# Head?



## chaser (Apr 3, 2004)

I got a 1998 Frontier and I'm considering changing the oem head unit for something else, but I was wondering what everyone did to cover up the huge gap? I could put a CB in there as well, but I dunno. 

Or, perhaps someone knows how to make an amp work with the stock head unit? That would be cool. Thanks

Chase


----------



## sr20dem0n (Mar 19, 2003)

You can wire an amp up to the stock headunit, but keep in mind you'll still have the shitty sound of the stock headunit bottle-necking your system. All you need is a line output convertor (or a couple, depending on how many channels you want to run and which ones you get) to convert the speaker level signals to RCAs.


----------



## mzanubis (Feb 19, 2003)

woah man, don't start out a thread like that... you got me all exicited for nothing... 

anyway, get another head _unit_


----------



## Captain Obvious (Jan 2, 2004)

sr20dem0n said:


> You can wire an amp up to the stock headunit, but keep in mind you'll still have the shitty sound of the stock headunit bottle-necking your system. All you need is a line output convertor (or a couple, depending on how many channels you want to run and which ones you get) to convert the speaker level signals to RCAs.

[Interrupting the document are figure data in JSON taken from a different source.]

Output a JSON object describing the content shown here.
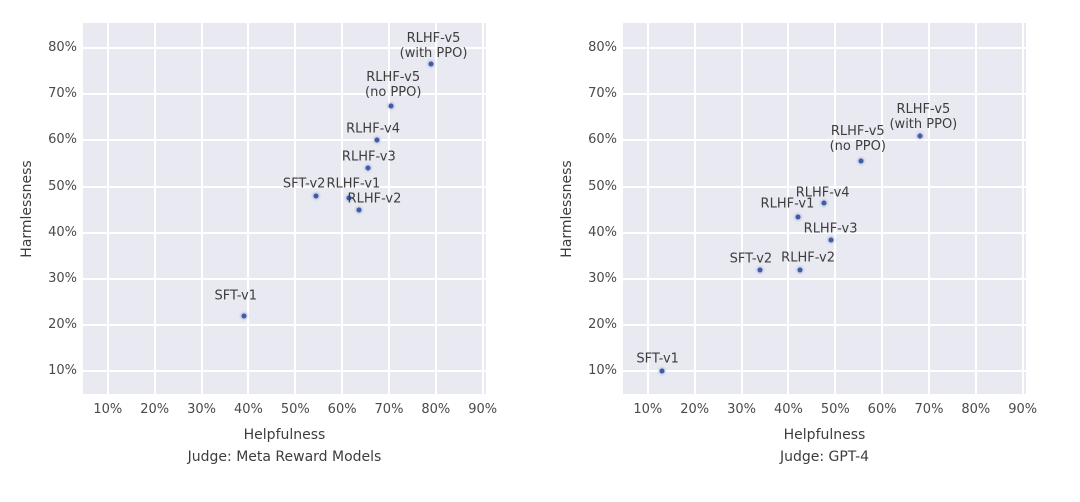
{
  "colors": {
    "figure_bg": "#ffffff",
    "plot_bg": "#e9e9f2",
    "grid": "#ffffff",
    "dot": "#3e5ca8",
    "text": "#3d3d3d",
    "tick_text": "#4a4a4a"
  },
  "chart_data": [
    {
      "type": "scatter",
      "title": "Judge: Meta Reward Models",
      "xlabel": "Helpfulness",
      "ylabel": "Harmlessness",
      "xlim": [
        4.7,
        90.7
      ],
      "ylim": [
        5.1,
        85.4
      ],
      "xticks": [
        10,
        20,
        30,
        40,
        50,
        60,
        70,
        80,
        90
      ],
      "yticks": [
        10,
        20,
        30,
        40,
        50,
        60,
        70,
        80
      ],
      "tick_suffix": "%",
      "grid": true,
      "legend": null,
      "points": [
        {
          "label": "SFT-v1",
          "x": 39,
          "y": 22,
          "label_dx": -1.7,
          "label_dy": 4.3
        },
        {
          "label": "SFT-v2",
          "x": 54.5,
          "y": 48,
          "label_dx": -2.6,
          "label_dy": 2.6
        },
        {
          "label": "RLHF-v1",
          "x": 61.5,
          "y": 47.5,
          "label_dx": 0.9,
          "label_dy": 3.0
        },
        {
          "label": "RLHF-v2",
          "x": 63.5,
          "y": 45,
          "label_dx": 3.4,
          "label_dy": 2.3
        },
        {
          "label": "RLHF-v3",
          "x": 65.5,
          "y": 54,
          "label_dx": 0.2,
          "label_dy": 2.5
        },
        {
          "label": "RLHF-v4",
          "x": 67.5,
          "y": 60,
          "label_dx": -0.9,
          "label_dy": 2.5
        },
        {
          "label": "RLHF-v5\n(no PPO)",
          "x": 70.5,
          "y": 67.5,
          "label_dx": 0.4,
          "label_dy": 4.4
        },
        {
          "label": "RLHF-v5\n(with PPO)",
          "x": 79,
          "y": 76.5,
          "label_dx": 0.5,
          "label_dy": 3.9
        }
      ]
    },
    {
      "type": "scatter",
      "title": "Judge: GPT-4",
      "xlabel": "Helpfulness",
      "ylabel": "Harmlessness",
      "xlim": [
        4.7,
        90.7
      ],
      "ylim": [
        5.1,
        85.4
      ],
      "xticks": [
        10,
        20,
        30,
        40,
        50,
        60,
        70,
        80,
        90
      ],
      "yticks": [
        10,
        20,
        30,
        40,
        50,
        60,
        70,
        80
      ],
      "tick_suffix": "%",
      "grid": true,
      "legend": null,
      "points": [
        {
          "label": "SFT-v1",
          "x": 13,
          "y": 10,
          "label_dx": -0.9,
          "label_dy": 2.7
        },
        {
          "label": "SFT-v2",
          "x": 34,
          "y": 32,
          "label_dx": -2.0,
          "label_dy": 2.4
        },
        {
          "label": "RLHF-v2",
          "x": 42.5,
          "y": 32,
          "label_dx": 1.7,
          "label_dy": 2.5
        },
        {
          "label": "RLHF-v1",
          "x": 42,
          "y": 43.5,
          "label_dx": -2.2,
          "label_dy": 2.7
        },
        {
          "label": "RLHF-v3",
          "x": 49,
          "y": 38.5,
          "label_dx": 0.0,
          "label_dy": 2.4
        },
        {
          "label": "RLHF-v4",
          "x": 47.5,
          "y": 46.5,
          "label_dx": -0.2,
          "label_dy": 2.2
        },
        {
          "label": "RLHF-v5\n(no PPO)",
          "x": 55.5,
          "y": 55.5,
          "label_dx": -0.7,
          "label_dy": 4.7
        },
        {
          "label": "RLHF-v5\n(with PPO)",
          "x": 68,
          "y": 61,
          "label_dx": 0.8,
          "label_dy": 4.1
        }
      ]
    }
  ]
}
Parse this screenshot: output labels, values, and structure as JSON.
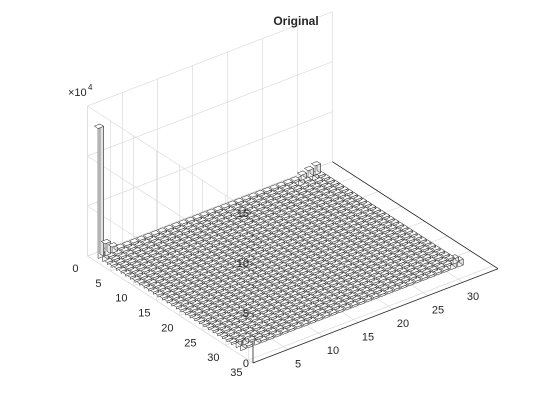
{
  "chart_data": {
    "type": "bar3",
    "title": "Original",
    "grid": true,
    "x_ticks": [
      "5",
      "10",
      "15",
      "20",
      "25",
      "30"
    ],
    "y_ticks": [
      "0",
      "5",
      "10",
      "15",
      "20",
      "25",
      "30",
      "35"
    ],
    "z_ticks": [
      "0",
      "5",
      "10",
      "15"
    ],
    "z_exponent_base": "×10",
    "z_exponent_power": "4",
    "zlim": [
      0,
      150000
    ],
    "x_range": [
      1,
      32
    ],
    "y_range": [
      1,
      32
    ],
    "baseline_value": 2000,
    "tall_bars": [
      {
        "x": 1,
        "y": 1,
        "value": 130000
      },
      {
        "x": 2,
        "y": 1,
        "value": 12000
      },
      {
        "x": 3,
        "y": 1,
        "value": 6000
      },
      {
        "x": 1,
        "y": 2,
        "value": 9000
      },
      {
        "x": 32,
        "y": 1,
        "value": 9000
      },
      {
        "x": 31,
        "y": 1,
        "value": 7000
      },
      {
        "x": 30,
        "y": 1,
        "value": 5000
      },
      {
        "x": 29,
        "y": 2,
        "value": 5000
      },
      {
        "x": 31,
        "y": 2,
        "value": 4500
      },
      {
        "x": 1,
        "y": 32,
        "value": 9000
      },
      {
        "x": 2,
        "y": 31,
        "value": 6000
      },
      {
        "x": 1,
        "y": 31,
        "value": 5000
      },
      {
        "x": 3,
        "y": 32,
        "value": 5000
      },
      {
        "x": 32,
        "y": 32,
        "value": 6000
      },
      {
        "x": 31,
        "y": 32,
        "value": 5000
      },
      {
        "x": 32,
        "y": 31,
        "value": 5000
      }
    ]
  }
}
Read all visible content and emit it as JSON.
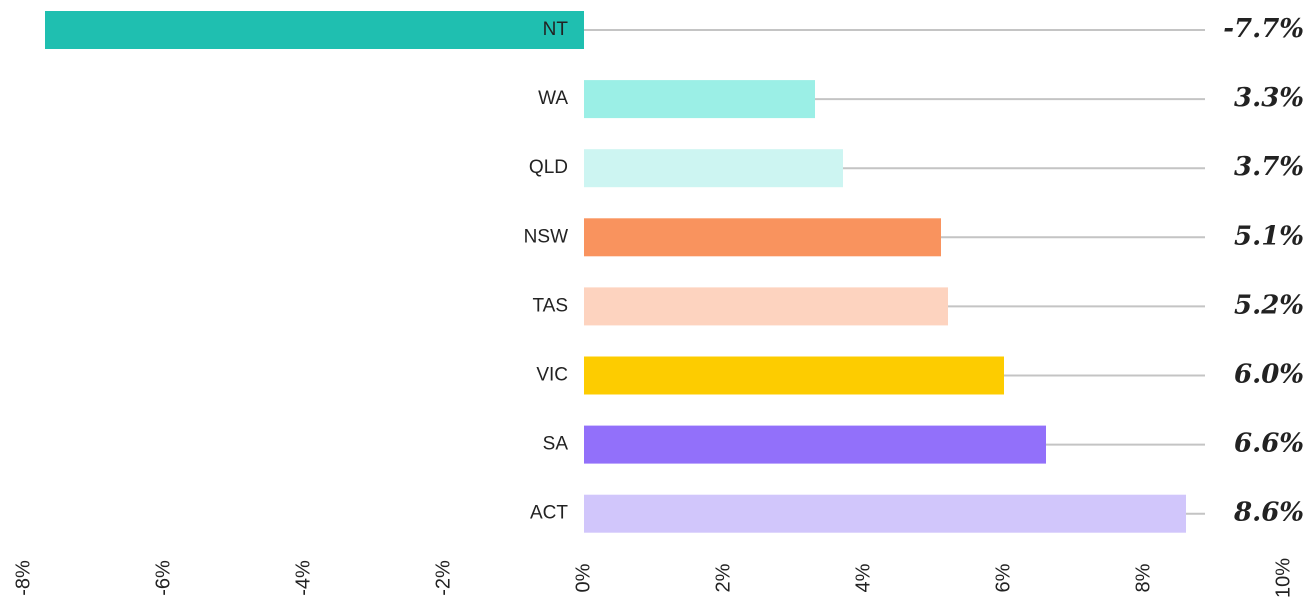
{
  "chart_data": {
    "type": "bar",
    "orientation": "horizontal",
    "categories": [
      "NT",
      "WA",
      "QLD",
      "NSW",
      "TAS",
      "VIC",
      "SA",
      "ACT"
    ],
    "values": [
      -7.7,
      3.3,
      3.7,
      5.1,
      5.2,
      6.0,
      6.6,
      8.6
    ],
    "value_labels": [
      "-7.7%",
      "3.3%",
      "3.7%",
      "5.1%",
      "5.2%",
      "6.0%",
      "6.6%",
      "8.6%"
    ],
    "colors": [
      "#1fbfb0",
      "#9befe6",
      "#cdf5f2",
      "#f9935e",
      "#fdd3bf",
      "#fdcc00",
      "#9270fa",
      "#d1c6fb"
    ],
    "xlim": [
      -8,
      10
    ],
    "xticks": [
      {
        "value": -8,
        "label": "-8%"
      },
      {
        "value": -6,
        "label": "-6%"
      },
      {
        "value": -4,
        "label": "-4%"
      },
      {
        "value": -2,
        "label": "-2%"
      },
      {
        "value": 0,
        "label": "0%"
      },
      {
        "value": 2,
        "label": "2%"
      },
      {
        "value": 4,
        "label": "4%"
      },
      {
        "value": 6,
        "label": "6%"
      },
      {
        "value": 8,
        "label": "8%"
      },
      {
        "value": 10,
        "label": "10%"
      }
    ]
  }
}
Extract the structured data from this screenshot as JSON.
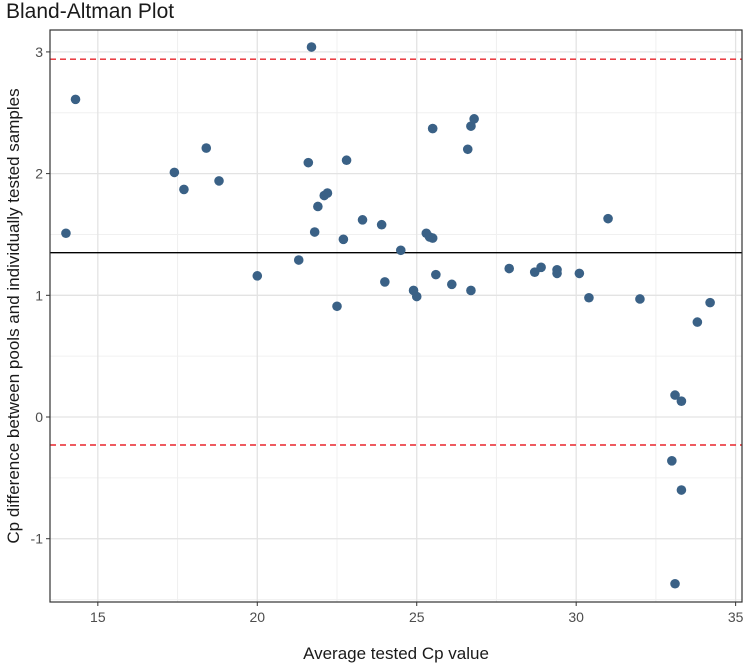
{
  "chart_data": {
    "type": "scatter",
    "title": "Bland-Altman Plot",
    "xlabel": "Average tested Cp value",
    "ylabel": "Cp difference between pools and individually tested samples",
    "xlim": [
      13.5,
      35.2
    ],
    "ylim": [
      -1.52,
      3.18
    ],
    "xticks": [
      15,
      20,
      25,
      30,
      35
    ],
    "yticks": [
      -1,
      0,
      1,
      2,
      3
    ],
    "grid": true,
    "point_color": "#3a6186",
    "mean_line": {
      "value": 1.35,
      "color": "#000000",
      "style": "solid"
    },
    "limits_of_agreement": {
      "upper": 2.94,
      "lower": -0.23,
      "color": "#e8252b",
      "style": "dashed"
    },
    "points": [
      {
        "x": 14.0,
        "y": 1.51
      },
      {
        "x": 14.3,
        "y": 2.61
      },
      {
        "x": 17.4,
        "y": 2.01
      },
      {
        "x": 17.7,
        "y": 1.87
      },
      {
        "x": 18.4,
        "y": 2.21
      },
      {
        "x": 18.8,
        "y": 1.94
      },
      {
        "x": 20.0,
        "y": 1.16
      },
      {
        "x": 21.3,
        "y": 1.29
      },
      {
        "x": 21.6,
        "y": 2.09
      },
      {
        "x": 21.7,
        "y": 3.04
      },
      {
        "x": 21.8,
        "y": 1.52
      },
      {
        "x": 21.9,
        "y": 1.73
      },
      {
        "x": 22.1,
        "y": 1.82
      },
      {
        "x": 22.2,
        "y": 1.84
      },
      {
        "x": 22.5,
        "y": 0.91
      },
      {
        "x": 22.7,
        "y": 1.46
      },
      {
        "x": 22.8,
        "y": 2.11
      },
      {
        "x": 23.3,
        "y": 1.62
      },
      {
        "x": 23.9,
        "y": 1.58
      },
      {
        "x": 24.0,
        "y": 1.11
      },
      {
        "x": 24.5,
        "y": 1.37
      },
      {
        "x": 24.9,
        "y": 1.04
      },
      {
        "x": 25.0,
        "y": 0.99
      },
      {
        "x": 25.3,
        "y": 1.51
      },
      {
        "x": 25.4,
        "y": 1.48
      },
      {
        "x": 25.5,
        "y": 2.37
      },
      {
        "x": 25.5,
        "y": 1.47
      },
      {
        "x": 25.6,
        "y": 1.17
      },
      {
        "x": 26.1,
        "y": 1.09
      },
      {
        "x": 26.6,
        "y": 2.2
      },
      {
        "x": 26.7,
        "y": 1.04
      },
      {
        "x": 26.7,
        "y": 2.39
      },
      {
        "x": 26.8,
        "y": 2.45
      },
      {
        "x": 27.9,
        "y": 1.22
      },
      {
        "x": 28.7,
        "y": 1.19
      },
      {
        "x": 28.9,
        "y": 1.23
      },
      {
        "x": 29.4,
        "y": 1.18
      },
      {
        "x": 29.4,
        "y": 1.21
      },
      {
        "x": 30.1,
        "y": 1.18
      },
      {
        "x": 30.4,
        "y": 0.98
      },
      {
        "x": 31.0,
        "y": 1.63
      },
      {
        "x": 32.0,
        "y": 0.97
      },
      {
        "x": 33.0,
        "y": -0.36
      },
      {
        "x": 33.1,
        "y": -1.37
      },
      {
        "x": 33.1,
        "y": 0.18
      },
      {
        "x": 33.3,
        "y": 0.13
      },
      {
        "x": 33.3,
        "y": -0.6
      },
      {
        "x": 33.8,
        "y": 0.78
      },
      {
        "x": 34.2,
        "y": 0.94
      }
    ]
  }
}
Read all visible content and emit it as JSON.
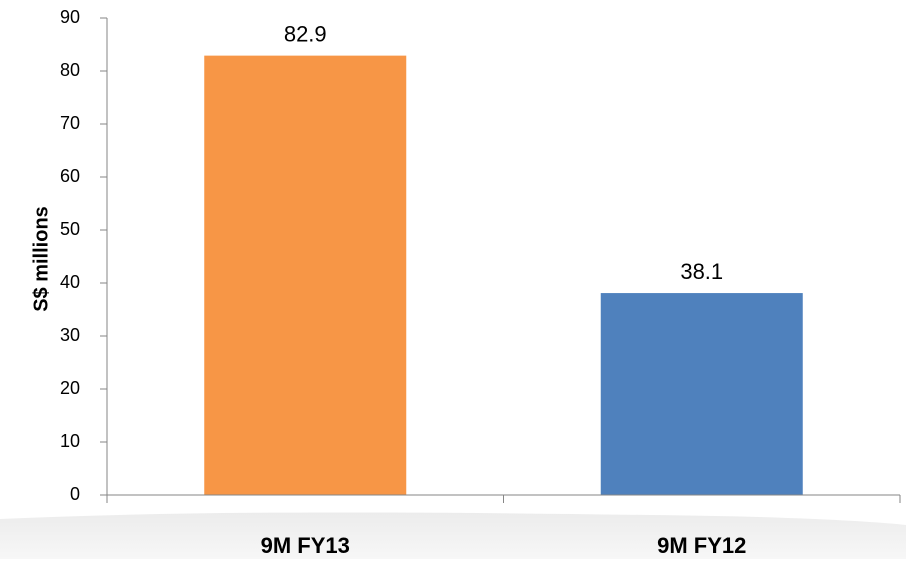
{
  "chart_data": {
    "type": "bar",
    "categories": [
      "9M FY13",
      "9M FY12"
    ],
    "values": [
      82.9,
      38.1
    ],
    "value_labels": [
      "82.9",
      "38.1"
    ],
    "colors": [
      "#F79646",
      "#4F81BD"
    ],
    "title": "",
    "xlabel": "",
    "ylabel": "S$ millions",
    "ylim": [
      0,
      90
    ],
    "yticks": [
      0,
      10,
      20,
      30,
      40,
      50,
      60,
      70,
      80,
      90
    ],
    "grid": false,
    "legend": "none"
  }
}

can also get an amp that has speaker level inputs 
jbl have them and mtx also just as examples


----------



## sr20dem0n (Mar 19, 2003)

You're right, but that severerly limits the selection if he went by that

IMO he should find an amp he wants, and if it has speaker level inputs then great, if not then he just needs a LOC. Just looking for amps with speaker level ins will cut out 95% of his choices.


----------



## Sethticlees (May 30, 2002)

mzanubis said:


> woah man, don't start out a thread like that... you got me all exicited for nothing...




Bahahaha! LMFAO!!! :idhitit: :balls: :banhump:


----------



## Mini_GTR (Nov 10, 2003)

You could always change the head unit and get the car kit for it. It converts that big space into the new head unit and a pocket either under the HU or on top. Your decision.


----------